Pasalnya, dari laporan di lapangan, masih terjadi penggunaan label yang tidak tepat, promosi di fasilitas pelayanan kesehatan dan tenaga kesehatan yang mempromosikan, serta promosi silang antar-produk. Karena itu, pemerintah merasa perlu penguatan pemantauan dan penegakan sanksi.
Pemberian ASI eksklusif yang dilakukan sejak anak lahir hingga berusia enam bulan, kemudian dilanjutkan sampai anak berusia dua tahun disertai dengan disertai pemberian makanan pendamping ASI (MPASI), memberikan manfaat jangka panjang bagi kesehatan anak.
“Untuk itu, diperlukan aturan dan perlindungan dari promosi susu formula dalam segala bentuknya menjadi penting. Tujuannya, menjamin keberlangsungan pemberian ASI dan pemberian MPASI yang tepat,” jelas Lovely Daisy.
Merujuk panduan “Ending the Inappropriate Promotion of Foods for Infants and Young Children” yang diterbitkan WHO pada 2017, praktik menyusui yang direkomendasikan dapat dirusak atau diganggu oleh promosi yang tidak tepat melalui berbagai cara.
Gangguan itu termasuk promosi produk sebagai produk yang cocok untuk bayi di bawah usia 6 bulan, setara atau lebih unggul dari ASI, atau sebagai pengganti ASI, atau dengan menggunakan merek/label/logo setara atau lebih baik dari ASI, atau sebagai pengganti ASI, atau dengan menggunakan merek/label/logo yang sama/mirip dengan yang digunakan untuk produk pengganti ASI.

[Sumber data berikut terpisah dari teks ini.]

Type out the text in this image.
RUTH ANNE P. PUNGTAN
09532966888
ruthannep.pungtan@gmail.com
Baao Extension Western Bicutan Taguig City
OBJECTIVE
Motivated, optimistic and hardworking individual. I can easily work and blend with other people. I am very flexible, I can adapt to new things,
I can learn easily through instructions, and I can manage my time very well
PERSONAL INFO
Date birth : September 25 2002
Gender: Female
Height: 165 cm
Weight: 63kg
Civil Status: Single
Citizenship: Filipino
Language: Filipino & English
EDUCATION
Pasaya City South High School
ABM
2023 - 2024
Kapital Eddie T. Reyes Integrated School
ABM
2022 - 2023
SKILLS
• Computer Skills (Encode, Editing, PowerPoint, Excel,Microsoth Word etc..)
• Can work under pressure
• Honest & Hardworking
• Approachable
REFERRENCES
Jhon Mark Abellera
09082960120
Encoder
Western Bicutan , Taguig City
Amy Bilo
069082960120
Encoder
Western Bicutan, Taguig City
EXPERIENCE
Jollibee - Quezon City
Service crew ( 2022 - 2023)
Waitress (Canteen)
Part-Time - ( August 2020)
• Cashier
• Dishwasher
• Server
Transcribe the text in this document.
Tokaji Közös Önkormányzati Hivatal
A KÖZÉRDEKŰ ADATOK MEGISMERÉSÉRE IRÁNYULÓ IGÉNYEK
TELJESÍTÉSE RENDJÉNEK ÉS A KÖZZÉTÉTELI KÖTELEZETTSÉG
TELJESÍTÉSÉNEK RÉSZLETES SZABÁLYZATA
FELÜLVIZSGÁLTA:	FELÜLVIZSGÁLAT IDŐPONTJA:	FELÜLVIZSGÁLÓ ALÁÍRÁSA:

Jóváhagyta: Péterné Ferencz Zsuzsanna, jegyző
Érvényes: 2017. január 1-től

Panduan WHO tersebut juga menyoroti masalah pelabelan produk makanan untuk bayi dan anak kecil yang seringkali tidak memuat peringatan yang diperlukan seperti usia penggunaan yang tepat, ukuran porsi, atau frekuensi. Ada pula bukti-bukti yang menunjukkan pesan yang tidak tepat dan menyesatkan serta pelabelan oleh produsen, di antaranya, klaim kesehatan dan saran untuk penggunaan produk sebelum usia enam bulan.